The defendant filed a motion to dismiss. The first defense argument, lack of standing, worked for some of the assigned claims, but not others.  The second argument, statute of limitations, raised issues of timeliness that the court believed required factual development.  But the defendant fared better with its arguments against unjust enrichment and common law fraud.  The former failed because unjust enrichment makes sense only if monetary damages would be an inadequate remedy, and there was no hint of that here.  The fraud claim failed because the plaintiff had failed to plead any misrepresentation.  Off label promotion is not necessarily false in any way.  

That last point is of more than a little interest to us. Liability — criminal, civil, or regulatory — for truthful statements about off-label use has serious first amendment issues that we have blogged about here repeatedly (here, for instance). The government, having been bitten in the Caronia and Amarin cases, is now careful to allege falsity. Private plaintiffs, as this case indicates, not so much. Thus, if progress is going to be made on the first amendment front, it is more likely to be in the “private AG” cases such as this one.

And that brings us to the RICO claim. To establish liability under 18 U.S.C. Section 1962(c), a plaintiff must prove that the defendant (1) conducted or participated in the conduct of (2) an enterprise (3) through a pattern (4) of racketeering activity (5) causing injury to the plaintiff’s business or property.  While the RICO enterprise “is an entity separate and apart from the pattern of activity in which it is engaged,” “an associated-in-fact enterprise under RICO does not require any particular organizational structure, separate or otherwise” and need not have an ascertainable “structure beyond that necessary to carry out its racketeering activities.”  Got that?  What a mess.  
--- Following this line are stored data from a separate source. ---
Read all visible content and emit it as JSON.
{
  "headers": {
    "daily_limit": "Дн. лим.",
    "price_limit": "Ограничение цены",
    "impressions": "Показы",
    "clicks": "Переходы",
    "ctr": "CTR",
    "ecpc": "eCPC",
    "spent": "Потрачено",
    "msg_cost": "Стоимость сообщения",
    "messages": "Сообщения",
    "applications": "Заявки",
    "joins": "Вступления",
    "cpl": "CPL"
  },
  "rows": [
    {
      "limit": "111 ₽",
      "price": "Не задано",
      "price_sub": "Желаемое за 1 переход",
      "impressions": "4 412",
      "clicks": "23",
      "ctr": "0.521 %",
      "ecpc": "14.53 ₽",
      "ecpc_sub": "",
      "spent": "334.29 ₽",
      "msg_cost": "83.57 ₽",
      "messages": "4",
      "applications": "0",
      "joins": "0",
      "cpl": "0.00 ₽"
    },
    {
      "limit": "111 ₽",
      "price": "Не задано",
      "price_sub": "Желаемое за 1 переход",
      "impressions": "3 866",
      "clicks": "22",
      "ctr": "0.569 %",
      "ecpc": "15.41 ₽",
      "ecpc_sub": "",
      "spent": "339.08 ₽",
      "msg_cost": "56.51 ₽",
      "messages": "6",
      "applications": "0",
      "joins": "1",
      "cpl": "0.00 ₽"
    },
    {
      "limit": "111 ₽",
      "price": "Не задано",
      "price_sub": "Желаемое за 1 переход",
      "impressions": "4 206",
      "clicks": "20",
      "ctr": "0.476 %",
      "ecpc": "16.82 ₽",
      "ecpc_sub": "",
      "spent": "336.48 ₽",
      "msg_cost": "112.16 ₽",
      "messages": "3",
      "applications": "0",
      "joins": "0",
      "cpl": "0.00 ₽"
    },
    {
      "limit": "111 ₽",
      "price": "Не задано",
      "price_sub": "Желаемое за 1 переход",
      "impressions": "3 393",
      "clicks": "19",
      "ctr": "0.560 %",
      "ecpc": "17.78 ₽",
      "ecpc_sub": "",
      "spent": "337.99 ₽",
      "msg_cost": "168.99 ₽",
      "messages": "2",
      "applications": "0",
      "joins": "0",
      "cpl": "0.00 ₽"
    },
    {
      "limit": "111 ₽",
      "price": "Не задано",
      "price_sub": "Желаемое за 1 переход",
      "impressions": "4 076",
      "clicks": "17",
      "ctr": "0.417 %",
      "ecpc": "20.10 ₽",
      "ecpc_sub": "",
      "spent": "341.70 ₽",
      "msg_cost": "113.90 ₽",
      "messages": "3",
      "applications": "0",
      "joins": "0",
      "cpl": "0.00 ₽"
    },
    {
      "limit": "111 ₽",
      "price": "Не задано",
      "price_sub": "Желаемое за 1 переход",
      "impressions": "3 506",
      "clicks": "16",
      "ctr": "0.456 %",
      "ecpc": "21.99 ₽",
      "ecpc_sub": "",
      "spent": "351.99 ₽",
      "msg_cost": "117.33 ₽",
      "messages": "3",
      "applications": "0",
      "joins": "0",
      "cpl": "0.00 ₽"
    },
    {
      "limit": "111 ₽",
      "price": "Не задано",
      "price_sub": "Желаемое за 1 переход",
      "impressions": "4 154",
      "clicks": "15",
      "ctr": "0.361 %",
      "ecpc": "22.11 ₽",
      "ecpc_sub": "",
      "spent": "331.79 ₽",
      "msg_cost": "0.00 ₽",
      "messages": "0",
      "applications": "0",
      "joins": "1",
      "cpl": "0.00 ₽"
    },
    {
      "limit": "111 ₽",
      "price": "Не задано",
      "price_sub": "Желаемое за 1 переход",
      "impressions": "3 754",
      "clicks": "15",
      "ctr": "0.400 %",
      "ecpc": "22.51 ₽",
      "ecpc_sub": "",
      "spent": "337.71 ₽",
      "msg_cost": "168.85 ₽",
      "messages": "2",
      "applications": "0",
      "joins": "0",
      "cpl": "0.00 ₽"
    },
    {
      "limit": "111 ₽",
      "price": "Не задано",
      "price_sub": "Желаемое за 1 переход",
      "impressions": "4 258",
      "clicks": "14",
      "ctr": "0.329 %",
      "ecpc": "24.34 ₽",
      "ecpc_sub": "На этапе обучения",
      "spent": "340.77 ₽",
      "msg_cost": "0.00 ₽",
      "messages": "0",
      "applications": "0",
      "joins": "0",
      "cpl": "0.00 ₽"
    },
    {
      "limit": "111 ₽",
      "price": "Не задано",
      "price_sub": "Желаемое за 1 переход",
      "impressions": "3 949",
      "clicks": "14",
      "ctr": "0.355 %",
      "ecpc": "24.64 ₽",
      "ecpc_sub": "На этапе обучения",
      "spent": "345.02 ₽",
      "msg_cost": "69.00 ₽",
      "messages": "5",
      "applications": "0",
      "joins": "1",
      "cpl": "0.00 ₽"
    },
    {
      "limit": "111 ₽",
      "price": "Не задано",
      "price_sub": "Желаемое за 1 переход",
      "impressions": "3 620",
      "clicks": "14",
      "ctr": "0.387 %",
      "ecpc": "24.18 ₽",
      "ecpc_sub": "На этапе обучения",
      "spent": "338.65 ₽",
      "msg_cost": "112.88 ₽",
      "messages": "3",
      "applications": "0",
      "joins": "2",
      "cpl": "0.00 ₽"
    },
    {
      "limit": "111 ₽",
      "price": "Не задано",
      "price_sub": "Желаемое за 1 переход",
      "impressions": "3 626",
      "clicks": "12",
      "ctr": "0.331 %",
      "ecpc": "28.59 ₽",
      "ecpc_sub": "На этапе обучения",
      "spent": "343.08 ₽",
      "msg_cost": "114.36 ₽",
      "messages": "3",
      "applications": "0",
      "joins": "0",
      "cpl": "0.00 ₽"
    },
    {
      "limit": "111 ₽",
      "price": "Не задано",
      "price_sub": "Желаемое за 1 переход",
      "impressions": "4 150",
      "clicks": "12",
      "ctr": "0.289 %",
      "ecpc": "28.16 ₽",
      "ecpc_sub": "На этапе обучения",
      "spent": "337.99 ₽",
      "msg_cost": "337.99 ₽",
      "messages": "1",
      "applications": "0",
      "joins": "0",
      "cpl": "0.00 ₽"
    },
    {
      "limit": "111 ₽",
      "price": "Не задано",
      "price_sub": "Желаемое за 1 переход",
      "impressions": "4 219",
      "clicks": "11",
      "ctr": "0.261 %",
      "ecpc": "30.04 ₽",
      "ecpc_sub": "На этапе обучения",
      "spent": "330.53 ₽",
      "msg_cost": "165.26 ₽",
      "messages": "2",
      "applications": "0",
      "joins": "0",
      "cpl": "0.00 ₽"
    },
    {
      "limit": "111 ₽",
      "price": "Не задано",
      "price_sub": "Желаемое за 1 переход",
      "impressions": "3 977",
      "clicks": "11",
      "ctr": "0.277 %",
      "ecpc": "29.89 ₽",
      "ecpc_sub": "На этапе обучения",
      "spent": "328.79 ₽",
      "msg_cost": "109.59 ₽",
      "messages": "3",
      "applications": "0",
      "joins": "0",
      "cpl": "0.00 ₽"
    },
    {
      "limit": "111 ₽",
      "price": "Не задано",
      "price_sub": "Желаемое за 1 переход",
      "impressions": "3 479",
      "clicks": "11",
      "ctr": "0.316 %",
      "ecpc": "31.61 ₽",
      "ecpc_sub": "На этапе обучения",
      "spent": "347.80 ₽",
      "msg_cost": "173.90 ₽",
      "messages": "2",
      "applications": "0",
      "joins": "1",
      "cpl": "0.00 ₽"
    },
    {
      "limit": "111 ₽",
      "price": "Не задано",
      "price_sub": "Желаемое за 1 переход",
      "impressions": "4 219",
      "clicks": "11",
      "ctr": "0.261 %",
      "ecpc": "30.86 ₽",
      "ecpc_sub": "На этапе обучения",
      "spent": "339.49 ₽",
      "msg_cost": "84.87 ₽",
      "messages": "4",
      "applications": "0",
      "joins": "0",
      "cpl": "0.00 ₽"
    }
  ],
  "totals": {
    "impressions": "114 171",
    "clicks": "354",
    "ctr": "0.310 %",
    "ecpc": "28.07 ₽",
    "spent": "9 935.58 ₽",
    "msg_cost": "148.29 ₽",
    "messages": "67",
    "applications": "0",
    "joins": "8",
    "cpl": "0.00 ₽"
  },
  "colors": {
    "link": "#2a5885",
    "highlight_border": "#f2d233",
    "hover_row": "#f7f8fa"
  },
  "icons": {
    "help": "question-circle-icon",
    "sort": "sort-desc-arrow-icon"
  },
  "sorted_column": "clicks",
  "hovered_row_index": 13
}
But the court in MSP sorted out the mess and held that the defendant failed to plead RICO predicate acts of mail or wire fraud, as it did not identify any false or misleading statements by the defendant.  The plaintiff generally alleged “deceptive off-label promotion” via kickbacks. But kickbacks, by themselves, are not RICO violations, and the plaintiff could not point to any statement that was actually false.  Fraud must be pled with particularity.  Here there was not only no particularity, there was no fraud at all. The plaintiff offered no facts tending to show that the defendant misrepresented the drug’s risks for the off-label use.

We will be the millionth lawyer writing about RICO to quote the final words of the main character in Little Caesar (the 1931 gangster movie, not the pizza place). In fact, there are prior examples on this selfsame blog. A mortally wounded Edward G. Robinson whimpers, “Mother of Mercy, is this the end of Rico?”  Alas, we have not seen the end of civil RICO, but at least it was shot down in this case.